One of the key benefits is how journey mapping helps insights teams and decision makers build empathy for their users. Empathy is essential to innovation and to designing an experience people enjoy. Mapping can surface emotions you didn’t know users were feeling as they interact with your product or service, and those emotions and motivations shift across the journey. When participants document their experiences through videos, photos, screen recordings, and texts, you develop a deep understanding of the journey as seen through their eyes.

Developing user personas

You can develop personas before you start mapping. But qualitative techniques and real-time capture often surface unanticipated insights, and those can reveal a new persona you hadn't accounted for.
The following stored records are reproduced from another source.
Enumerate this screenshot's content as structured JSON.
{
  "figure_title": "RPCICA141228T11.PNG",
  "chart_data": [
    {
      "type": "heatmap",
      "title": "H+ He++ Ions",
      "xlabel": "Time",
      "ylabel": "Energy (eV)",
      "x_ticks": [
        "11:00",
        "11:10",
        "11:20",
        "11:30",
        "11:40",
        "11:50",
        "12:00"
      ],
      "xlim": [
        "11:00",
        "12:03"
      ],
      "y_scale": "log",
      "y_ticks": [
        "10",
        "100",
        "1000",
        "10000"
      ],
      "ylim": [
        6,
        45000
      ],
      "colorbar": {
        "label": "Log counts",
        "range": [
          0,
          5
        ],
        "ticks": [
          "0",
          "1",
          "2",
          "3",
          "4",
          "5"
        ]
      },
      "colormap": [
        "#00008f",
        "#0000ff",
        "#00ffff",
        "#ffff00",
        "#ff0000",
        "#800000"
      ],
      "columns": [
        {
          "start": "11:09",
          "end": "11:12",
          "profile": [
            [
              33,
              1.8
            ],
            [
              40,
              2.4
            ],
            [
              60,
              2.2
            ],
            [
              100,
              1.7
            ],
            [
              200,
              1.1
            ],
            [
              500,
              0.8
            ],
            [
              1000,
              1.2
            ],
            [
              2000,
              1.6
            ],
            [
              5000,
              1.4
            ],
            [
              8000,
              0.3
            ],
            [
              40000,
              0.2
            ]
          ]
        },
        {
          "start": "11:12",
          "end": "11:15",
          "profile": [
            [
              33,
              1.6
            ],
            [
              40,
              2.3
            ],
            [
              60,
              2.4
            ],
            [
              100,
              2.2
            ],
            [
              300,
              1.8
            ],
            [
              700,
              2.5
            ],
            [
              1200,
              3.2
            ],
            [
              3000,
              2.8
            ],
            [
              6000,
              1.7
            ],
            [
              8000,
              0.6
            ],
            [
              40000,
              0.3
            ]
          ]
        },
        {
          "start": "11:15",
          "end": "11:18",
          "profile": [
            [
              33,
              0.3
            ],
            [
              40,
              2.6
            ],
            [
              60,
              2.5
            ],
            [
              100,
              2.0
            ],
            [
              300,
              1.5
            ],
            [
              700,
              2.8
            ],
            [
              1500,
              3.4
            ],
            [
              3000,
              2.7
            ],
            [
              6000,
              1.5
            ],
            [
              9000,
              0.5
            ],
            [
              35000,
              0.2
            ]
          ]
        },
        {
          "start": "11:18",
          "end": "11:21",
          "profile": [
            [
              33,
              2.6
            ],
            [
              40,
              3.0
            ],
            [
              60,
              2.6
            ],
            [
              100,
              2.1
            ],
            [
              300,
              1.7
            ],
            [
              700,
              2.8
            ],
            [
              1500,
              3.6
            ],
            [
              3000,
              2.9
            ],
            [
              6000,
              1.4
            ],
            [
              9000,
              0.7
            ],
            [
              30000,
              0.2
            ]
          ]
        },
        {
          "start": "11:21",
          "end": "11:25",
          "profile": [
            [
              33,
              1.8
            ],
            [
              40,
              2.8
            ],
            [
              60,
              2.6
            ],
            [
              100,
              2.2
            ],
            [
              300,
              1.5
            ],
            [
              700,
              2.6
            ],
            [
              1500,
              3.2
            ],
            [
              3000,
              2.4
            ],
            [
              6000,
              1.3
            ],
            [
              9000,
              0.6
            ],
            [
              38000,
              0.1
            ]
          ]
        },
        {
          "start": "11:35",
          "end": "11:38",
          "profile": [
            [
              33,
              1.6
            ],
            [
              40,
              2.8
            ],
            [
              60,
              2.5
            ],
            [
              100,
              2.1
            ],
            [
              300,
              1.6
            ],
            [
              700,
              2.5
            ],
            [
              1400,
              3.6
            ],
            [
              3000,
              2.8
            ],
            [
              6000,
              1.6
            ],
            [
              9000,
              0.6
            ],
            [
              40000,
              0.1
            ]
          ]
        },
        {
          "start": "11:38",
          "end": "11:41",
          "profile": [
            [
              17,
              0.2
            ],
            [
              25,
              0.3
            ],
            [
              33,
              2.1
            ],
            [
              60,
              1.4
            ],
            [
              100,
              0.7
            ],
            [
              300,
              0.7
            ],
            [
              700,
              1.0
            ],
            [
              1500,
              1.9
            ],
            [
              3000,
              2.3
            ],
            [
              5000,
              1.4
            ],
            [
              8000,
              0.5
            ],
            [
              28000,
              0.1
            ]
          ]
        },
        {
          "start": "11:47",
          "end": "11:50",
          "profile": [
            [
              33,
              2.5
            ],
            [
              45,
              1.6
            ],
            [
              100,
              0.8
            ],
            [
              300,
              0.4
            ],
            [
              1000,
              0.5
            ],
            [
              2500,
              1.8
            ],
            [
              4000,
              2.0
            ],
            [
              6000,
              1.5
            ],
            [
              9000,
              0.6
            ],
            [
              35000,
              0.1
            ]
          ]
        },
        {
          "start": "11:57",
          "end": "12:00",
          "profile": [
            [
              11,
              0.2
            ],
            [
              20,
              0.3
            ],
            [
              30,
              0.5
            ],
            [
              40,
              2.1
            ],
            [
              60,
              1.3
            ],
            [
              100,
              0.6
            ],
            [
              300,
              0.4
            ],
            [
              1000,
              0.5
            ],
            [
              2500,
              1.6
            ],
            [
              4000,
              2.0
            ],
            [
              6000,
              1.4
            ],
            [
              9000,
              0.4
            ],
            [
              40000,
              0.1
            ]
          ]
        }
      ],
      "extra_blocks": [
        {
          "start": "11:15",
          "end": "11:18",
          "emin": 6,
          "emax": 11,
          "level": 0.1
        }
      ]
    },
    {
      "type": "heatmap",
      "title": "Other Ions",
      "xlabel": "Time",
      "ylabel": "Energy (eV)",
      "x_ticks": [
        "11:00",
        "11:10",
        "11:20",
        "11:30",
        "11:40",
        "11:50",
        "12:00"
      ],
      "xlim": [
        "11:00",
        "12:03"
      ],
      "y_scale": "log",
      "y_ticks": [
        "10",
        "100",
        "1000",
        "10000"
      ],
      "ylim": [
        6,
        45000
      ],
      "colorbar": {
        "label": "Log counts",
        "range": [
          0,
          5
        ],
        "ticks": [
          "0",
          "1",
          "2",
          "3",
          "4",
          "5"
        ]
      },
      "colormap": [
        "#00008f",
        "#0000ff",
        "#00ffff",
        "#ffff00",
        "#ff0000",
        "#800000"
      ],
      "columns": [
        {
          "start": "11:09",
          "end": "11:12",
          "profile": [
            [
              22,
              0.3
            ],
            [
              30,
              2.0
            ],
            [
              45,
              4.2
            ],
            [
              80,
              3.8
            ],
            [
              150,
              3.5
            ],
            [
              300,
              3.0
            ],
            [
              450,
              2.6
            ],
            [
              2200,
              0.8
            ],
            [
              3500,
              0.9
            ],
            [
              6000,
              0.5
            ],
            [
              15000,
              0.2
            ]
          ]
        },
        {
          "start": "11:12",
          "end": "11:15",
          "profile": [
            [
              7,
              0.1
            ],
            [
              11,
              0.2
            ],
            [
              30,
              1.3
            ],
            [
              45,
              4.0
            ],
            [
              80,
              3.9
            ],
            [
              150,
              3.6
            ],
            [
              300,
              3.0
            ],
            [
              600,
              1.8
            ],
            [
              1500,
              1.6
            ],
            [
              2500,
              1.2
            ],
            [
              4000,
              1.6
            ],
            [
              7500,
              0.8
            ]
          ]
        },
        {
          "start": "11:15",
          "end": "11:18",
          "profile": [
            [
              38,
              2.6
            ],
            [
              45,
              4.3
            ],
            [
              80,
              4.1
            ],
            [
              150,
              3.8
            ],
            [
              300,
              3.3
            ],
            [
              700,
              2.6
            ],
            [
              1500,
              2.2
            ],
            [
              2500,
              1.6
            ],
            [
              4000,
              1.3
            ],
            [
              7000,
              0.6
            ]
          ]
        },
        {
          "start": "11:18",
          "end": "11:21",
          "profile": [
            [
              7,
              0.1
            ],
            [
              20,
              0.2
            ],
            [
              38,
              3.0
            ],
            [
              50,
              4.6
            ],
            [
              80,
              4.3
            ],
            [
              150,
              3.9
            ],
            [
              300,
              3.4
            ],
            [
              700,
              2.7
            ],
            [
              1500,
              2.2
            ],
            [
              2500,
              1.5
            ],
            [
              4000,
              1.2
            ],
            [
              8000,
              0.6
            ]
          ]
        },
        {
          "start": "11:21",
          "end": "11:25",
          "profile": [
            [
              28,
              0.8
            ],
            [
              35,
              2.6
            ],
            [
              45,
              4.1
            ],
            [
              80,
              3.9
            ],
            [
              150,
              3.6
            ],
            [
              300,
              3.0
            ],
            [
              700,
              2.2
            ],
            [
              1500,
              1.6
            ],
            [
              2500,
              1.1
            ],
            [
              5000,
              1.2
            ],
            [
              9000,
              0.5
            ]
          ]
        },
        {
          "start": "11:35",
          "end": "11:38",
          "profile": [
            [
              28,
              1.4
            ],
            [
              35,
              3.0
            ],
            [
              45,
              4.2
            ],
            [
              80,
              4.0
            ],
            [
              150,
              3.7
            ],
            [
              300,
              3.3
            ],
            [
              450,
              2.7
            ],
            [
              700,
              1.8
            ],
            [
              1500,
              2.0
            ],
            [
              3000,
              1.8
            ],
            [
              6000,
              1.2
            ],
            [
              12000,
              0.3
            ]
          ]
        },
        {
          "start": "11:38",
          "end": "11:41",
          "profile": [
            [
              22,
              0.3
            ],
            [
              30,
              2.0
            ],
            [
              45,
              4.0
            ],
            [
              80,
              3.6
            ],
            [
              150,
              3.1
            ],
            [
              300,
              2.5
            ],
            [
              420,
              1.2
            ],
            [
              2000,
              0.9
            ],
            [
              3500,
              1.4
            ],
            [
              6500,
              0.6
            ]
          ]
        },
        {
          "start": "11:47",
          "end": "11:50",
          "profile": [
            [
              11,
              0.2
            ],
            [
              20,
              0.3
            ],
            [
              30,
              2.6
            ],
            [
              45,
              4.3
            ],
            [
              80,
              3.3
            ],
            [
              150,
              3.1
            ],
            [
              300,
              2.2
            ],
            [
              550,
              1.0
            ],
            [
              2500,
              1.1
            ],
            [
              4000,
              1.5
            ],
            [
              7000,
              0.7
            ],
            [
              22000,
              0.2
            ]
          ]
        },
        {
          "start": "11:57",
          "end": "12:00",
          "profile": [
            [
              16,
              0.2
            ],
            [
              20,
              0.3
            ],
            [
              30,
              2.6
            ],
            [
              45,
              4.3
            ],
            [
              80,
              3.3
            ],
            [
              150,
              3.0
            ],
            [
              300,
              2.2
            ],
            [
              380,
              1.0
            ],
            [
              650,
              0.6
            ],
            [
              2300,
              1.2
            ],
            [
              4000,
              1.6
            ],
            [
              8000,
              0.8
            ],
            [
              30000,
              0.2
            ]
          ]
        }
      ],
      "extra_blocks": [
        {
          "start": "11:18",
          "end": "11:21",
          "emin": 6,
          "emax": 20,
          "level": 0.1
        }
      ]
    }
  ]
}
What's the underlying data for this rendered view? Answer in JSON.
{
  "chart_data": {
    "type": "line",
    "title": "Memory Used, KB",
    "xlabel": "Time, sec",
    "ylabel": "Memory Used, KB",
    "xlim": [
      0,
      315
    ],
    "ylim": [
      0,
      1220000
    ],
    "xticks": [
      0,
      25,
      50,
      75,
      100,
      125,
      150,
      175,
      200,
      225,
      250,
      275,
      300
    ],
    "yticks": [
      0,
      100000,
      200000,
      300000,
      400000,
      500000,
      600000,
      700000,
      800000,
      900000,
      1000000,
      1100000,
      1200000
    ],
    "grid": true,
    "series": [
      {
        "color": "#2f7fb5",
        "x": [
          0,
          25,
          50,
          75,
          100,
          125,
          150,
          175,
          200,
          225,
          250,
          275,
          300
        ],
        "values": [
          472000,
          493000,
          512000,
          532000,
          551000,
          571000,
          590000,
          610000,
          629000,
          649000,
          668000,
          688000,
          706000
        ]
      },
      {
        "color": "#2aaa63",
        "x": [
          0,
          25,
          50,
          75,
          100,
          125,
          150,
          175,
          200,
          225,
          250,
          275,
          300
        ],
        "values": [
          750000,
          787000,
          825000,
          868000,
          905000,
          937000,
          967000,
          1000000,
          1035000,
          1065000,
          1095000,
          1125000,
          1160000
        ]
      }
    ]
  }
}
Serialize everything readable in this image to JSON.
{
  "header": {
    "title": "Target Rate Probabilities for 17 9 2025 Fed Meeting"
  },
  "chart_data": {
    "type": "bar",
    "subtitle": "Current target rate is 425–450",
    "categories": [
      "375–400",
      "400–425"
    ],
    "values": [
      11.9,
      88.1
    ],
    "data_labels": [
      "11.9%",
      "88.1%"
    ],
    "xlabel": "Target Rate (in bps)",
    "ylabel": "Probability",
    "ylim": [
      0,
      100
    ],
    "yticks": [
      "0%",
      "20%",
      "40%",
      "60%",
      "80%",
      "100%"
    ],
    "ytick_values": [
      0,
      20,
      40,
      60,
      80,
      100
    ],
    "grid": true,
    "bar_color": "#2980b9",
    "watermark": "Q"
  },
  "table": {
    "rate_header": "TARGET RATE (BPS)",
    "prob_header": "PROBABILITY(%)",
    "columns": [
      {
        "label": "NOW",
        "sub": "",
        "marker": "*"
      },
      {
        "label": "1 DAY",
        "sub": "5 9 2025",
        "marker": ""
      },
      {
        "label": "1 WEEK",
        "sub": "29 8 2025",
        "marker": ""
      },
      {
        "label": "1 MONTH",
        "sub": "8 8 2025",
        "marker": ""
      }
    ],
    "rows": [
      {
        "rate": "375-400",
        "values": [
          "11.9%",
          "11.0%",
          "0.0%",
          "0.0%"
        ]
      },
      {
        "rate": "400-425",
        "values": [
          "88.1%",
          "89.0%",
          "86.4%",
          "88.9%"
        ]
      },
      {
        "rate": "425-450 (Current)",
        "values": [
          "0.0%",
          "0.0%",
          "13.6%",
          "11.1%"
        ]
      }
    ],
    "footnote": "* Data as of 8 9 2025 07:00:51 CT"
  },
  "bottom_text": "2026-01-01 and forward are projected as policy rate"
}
Uncovering unknown issues and opportunities

A holistic view of the experience helps you find issues and gaps across the journey. Spot pain points across multiple channels and you've found opportunities to innovate and improve.

Capturing context-rich insights

Journey mapping should inform the right decisions about product innovation, service design, and quality. It’s one of the core processes that helps organisations design and improve an experience grounded in real insight rather than assumption.

Building a shared understanding of the experience

Because users move through so many channels, a journey map gives everyone a single, unified description of the journey. UX teams, service designers, CX teams, and market researchers can all use it. Each may focus on a different part of the journey, but the map is universal to the organisation.

Reducing cost

The insight from journey mapping supports better decision-making, which reduces cost over time. When products and services are designed with the user first, organisations tend to see the benefits ripple out, including more referrals and word-of-mouth growth.

Frequently asked questions

What's the difference between user journey mapping and customer journey mapping?

The terms are often used interchangeably and overlap heavily. In general, user journey mapping focuses on how someone uses a specific product, service, or interface, while customer journey mapping takes a broader view of the whole relationship a person has with a brand over time. The method is the same; only the lens changes.

Do user journey maps only cover digital touchpoints?

No. Journey mapping is often associated with websites and apps, but real journeys rarely stay in one channel. A single journey can move between online and offline touchpoints, like researching on a phone, buying in store, and getting support by email, and a good map captures all of them.

How many participants do you need for a user journey mapping study?

It depends on the scope and how many personas you're studying. Qualitative journey mapping captures rich data from each person, so you often need fewer participants than you'd expect. A focused study can work with a small group, while broader, multi-persona research may involve more.

How long does a user journey mapping study take?

It varies with the journey you’re mapping. Some studies run for a few days, others for a few weeks if the journey unfolds over time. The key is balancing the depth of insight against participant burden: the more you ask of people, the lower your response rate tends to be.

What's the best way to capture emotions during the journey?

Let participants document their experiences in their own words, in the moment. In-the-moment video, screen recordings, and emotional ratings capture how people feel as they go, rather than how they remember feeling later. That immediacy is what makes the emotional side of the journey visible.